The Grand Seduction is about a small fishing village of Tickle Cove, Newfoundland who must obtain a local doctor (Taylor Kitsch) that will help them get a much needed business contract. In hopes of luring the doctor, the entire town deceives him into thinking not only should this be his new home, but it has everything he loves.

For some, it is sometimes hard to come across a major Canadian film that is Canadian in setting and in spirit but does not beat the audience over the head with its patriotism. The Grand Seduction does a wonderful job of being Canadian, being set in Canada, but is more than both of those things.
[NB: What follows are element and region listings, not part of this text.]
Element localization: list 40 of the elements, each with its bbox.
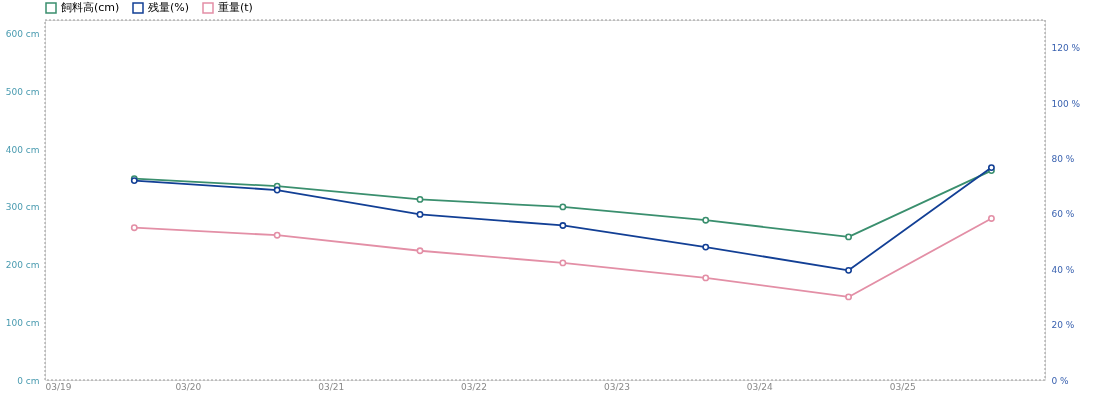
- y-tick-label: 0 cm: [17, 375, 40, 386]
- point: [845, 266, 853, 274]
- point: [416, 210, 424, 218]
- y2-tick-label: 120 %: [1051, 43, 1081, 54]
- point: [130, 224, 138, 232]
- x-tick-label: 03/19: [45, 381, 72, 392]
- y-tick-label: 200 cm: [5, 260, 40, 271]
- y-tick-label: 600 cm: [5, 29, 40, 40]
- y2-tick-label: 80 %: [1051, 153, 1075, 164]
- legend-label: 飼料高(cm): [61, 1, 120, 14]
- y2-tick-label: 0 %: [1051, 375, 1070, 386]
- x-tick-label: 03/24: [746, 381, 774, 392]
- point: [702, 216, 710, 224]
- y2-tick-label: 100 %: [1051, 98, 1081, 109]
- point: [559, 203, 567, 211]
- y2-tick-label: 20 %: [1051, 320, 1075, 331]
- x-tick-label: 03/25: [889, 381, 916, 392]
- point: [702, 274, 710, 282]
- point: [559, 222, 567, 229]
- legend-label: 残量(%): [148, 1, 190, 14]
- x-tick-label: 03/23: [603, 381, 630, 392]
- point: [416, 247, 424, 255]
- y-tick-label: 300 cm: [5, 202, 40, 213]
- x-tick-label: 03/21: [318, 381, 345, 392]
- x-tick-label: 03/20: [175, 381, 202, 392]
- point: [559, 259, 567, 267]
- point: [416, 195, 424, 203]
- y-tick-label: 100 cm: [5, 317, 40, 328]
- legend-label: 重量(t): [218, 1, 253, 14]
- y-tick-label: 500 cm: [5, 87, 40, 98]
- x-tick-label: 03/22: [461, 381, 488, 392]
- point: [702, 243, 710, 251]
- y2-tick-label: 60 %: [1051, 209, 1075, 220]
- y-tick-label: 400 cm: [5, 144, 40, 155]
- point: [845, 293, 853, 301]
- point: [273, 231, 281, 239]
- point: [845, 233, 853, 241]
- point: [987, 215, 995, 222]
- point: [273, 186, 281, 194]
- y2-tick-label: 40 %: [1051, 264, 1075, 275]
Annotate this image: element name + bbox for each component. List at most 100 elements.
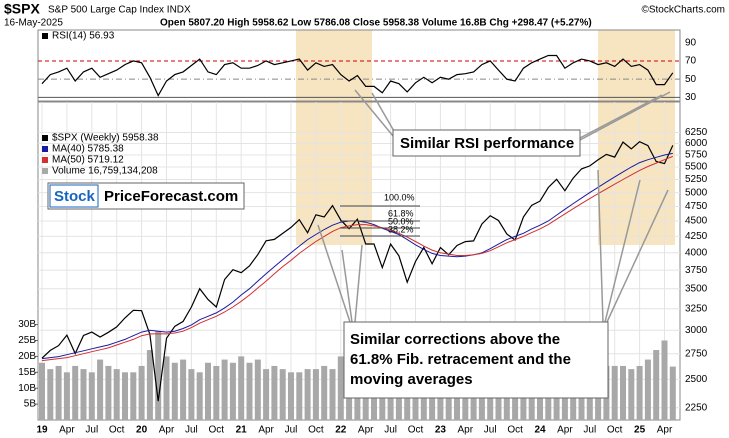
y-tick-label: 2500 <box>685 374 708 385</box>
series-line <box>41 155 673 362</box>
volume-bar <box>188 369 195 420</box>
volume-bar <box>238 356 245 420</box>
x-tick-label: Oct <box>408 425 424 436</box>
volume-bar <box>254 359 261 420</box>
correction-note: moving averages <box>350 371 473 388</box>
volume-bar <box>263 369 270 420</box>
rsi-panel <box>37 29 681 102</box>
date: 16-May-2025 <box>4 18 63 29</box>
pointer-lines <box>317 89 671 323</box>
volume-bar <box>229 362 236 420</box>
brand-stock: Stock <box>54 188 96 205</box>
volume-bar <box>669 366 676 420</box>
volume-bar <box>138 365 145 420</box>
legend-swatch <box>42 135 48 141</box>
volume-bar <box>636 365 643 420</box>
x-tick-label: Apr <box>159 425 175 436</box>
x-tick-label: 20 <box>136 425 148 436</box>
volume-bar <box>611 365 618 420</box>
volume-bar <box>205 362 211 420</box>
volume-bar <box>312 369 319 420</box>
correction-note: 61.8% Fib. retracement and the <box>350 351 571 368</box>
volume-bar <box>279 369 286 420</box>
x-tick-label: Apr <box>59 425 75 436</box>
volume-bar <box>113 369 120 420</box>
highlight-zone <box>296 30 372 245</box>
legend-swatch <box>42 33 48 39</box>
volume-bar <box>80 369 87 420</box>
volume-bar <box>122 372 128 420</box>
y-tick-label: 4000 <box>685 247 708 258</box>
volume-bar <box>196 372 203 420</box>
volume-bar <box>63 372 70 420</box>
volume-bar <box>628 369 635 420</box>
brand-tag <box>49 184 99 208</box>
rsi-note: Similar RSI performance <box>400 135 574 152</box>
legend-swatch <box>42 168 48 174</box>
y-tick-label: 70 <box>685 56 697 67</box>
y-tick-label: 4750 <box>685 201 708 212</box>
volume-bar <box>304 369 311 420</box>
note-box <box>392 129 581 157</box>
x-tick-label: Apr <box>657 425 673 436</box>
x-tick-label: 22 <box>335 425 347 436</box>
volume-bar <box>130 372 137 420</box>
volume-bar <box>146 350 153 420</box>
legend-entry: Volume 16,759,134,208 <box>52 166 158 177</box>
volume-bar <box>47 369 54 420</box>
fib-label: 61.8% <box>388 208 414 218</box>
x-tick-label: Jul <box>285 425 298 436</box>
x-tick-label: 21 <box>236 425 248 436</box>
y-tick-label: 5250 <box>685 174 708 185</box>
y-tick-label: 6000 <box>685 138 708 149</box>
brand-site: PriceForecast.com <box>104 188 238 205</box>
y-tick-label: 5750 <box>685 150 708 161</box>
x-tick-label: Apr <box>258 425 274 436</box>
legend-swatch <box>42 157 48 163</box>
volume-bar <box>88 372 95 420</box>
volume-bar <box>221 359 228 420</box>
y-tick-label: 3500 <box>685 283 708 294</box>
volume-bar <box>661 340 668 420</box>
y2-tick-label: 20B <box>18 351 36 362</box>
y-tick-label: 2750 <box>685 348 708 359</box>
legend-entry: MA(40) 5785.38 <box>52 144 124 155</box>
y-tick-label: 3000 <box>685 325 708 336</box>
highlight-zone <box>598 30 675 245</box>
volume-bar <box>39 362 45 420</box>
volume-bar <box>644 359 651 420</box>
y-tick-label: 5000 <box>685 187 708 198</box>
volume-bar <box>55 365 62 420</box>
legend-entry: MA(50) 5719.12 <box>52 155 124 166</box>
volume-bar <box>97 359 104 420</box>
volume-bar <box>296 372 303 420</box>
legend-swatch <box>42 146 48 152</box>
x-tick-label: Jul <box>583 425 596 436</box>
volume-bar <box>620 365 626 420</box>
x-tick-label: Jul <box>484 425 497 436</box>
fib-label: 38.2% <box>388 224 414 234</box>
y-tick-label: 30 <box>685 92 697 103</box>
volume-bar <box>105 365 112 420</box>
symbol: $SPX <box>4 1 40 17</box>
y2-tick-label: 5B <box>24 399 37 410</box>
quote: Open 5807.20 High 5958.62 Low 5786.08 Cl… <box>160 18 592 29</box>
legend-entry: $SPX (Weekly) 5958.38 <box>52 133 159 144</box>
volume-bar <box>155 330 162 420</box>
x-tick-label: 23 <box>435 425 447 436</box>
index-name: S&P 500 Large Cap Index INDX <box>48 5 191 16</box>
volume-bar <box>72 365 79 420</box>
x-tick-label: Apr <box>458 425 474 436</box>
volume-bar <box>213 365 220 420</box>
volume-bar <box>163 356 170 420</box>
x-tick-label: Jul <box>85 425 98 436</box>
x-tick-label: Oct <box>607 425 623 436</box>
y-tick-label: 3750 <box>685 265 708 276</box>
x-tick-label: 24 <box>534 425 546 436</box>
volume-bar <box>271 365 278 420</box>
series-line <box>41 140 674 402</box>
volume-bar <box>171 362 178 420</box>
volume-bar <box>337 356 344 420</box>
fib-label: 100.0% <box>384 192 415 202</box>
The cast of The Grand Seduction is the heart and charm of the film. Taylor Kitsch, taking a break from sinking battleships and battling aliens on Mars, does what he does best, he performs with a great script. For fans of Friday Night Lights, this is a return to form. Actually, this might be his best work. He’s funny, charming and engaging for the first time in long time. With that said, the real star of this movie is the legend, Brendan Gleeson. Gleeson is so effortless in his role and incredibly believable. It’s relatable, as his performance gives us a sense of familiarity, as we all know a Murray French. The rest of the cast, Liane Balaban, Gordon Pinsent, Mark Critch, are wonderful.

The film is based on the 2003 short film and Sundance Audience Award winner, “La grande seduction” from Jean-Francois Pouliot. Sometimes feature-length films based on shorts disappoint, as the plot is usually overstuffed and loaded with filler. The Grand Seduction does a fine job of making a case as to why it was expanded into a feature film and is genuinely entertaining for the majority of it’s runtime. Technically, the film is efficient. It features some solid cinematography and could have used some editing near the end, but it’s mostly enjoyable.

The Grand Seduction is a sweet, charming movie that may be too light to be truly memorable, but is entertaining and a nice love-letter to Canada.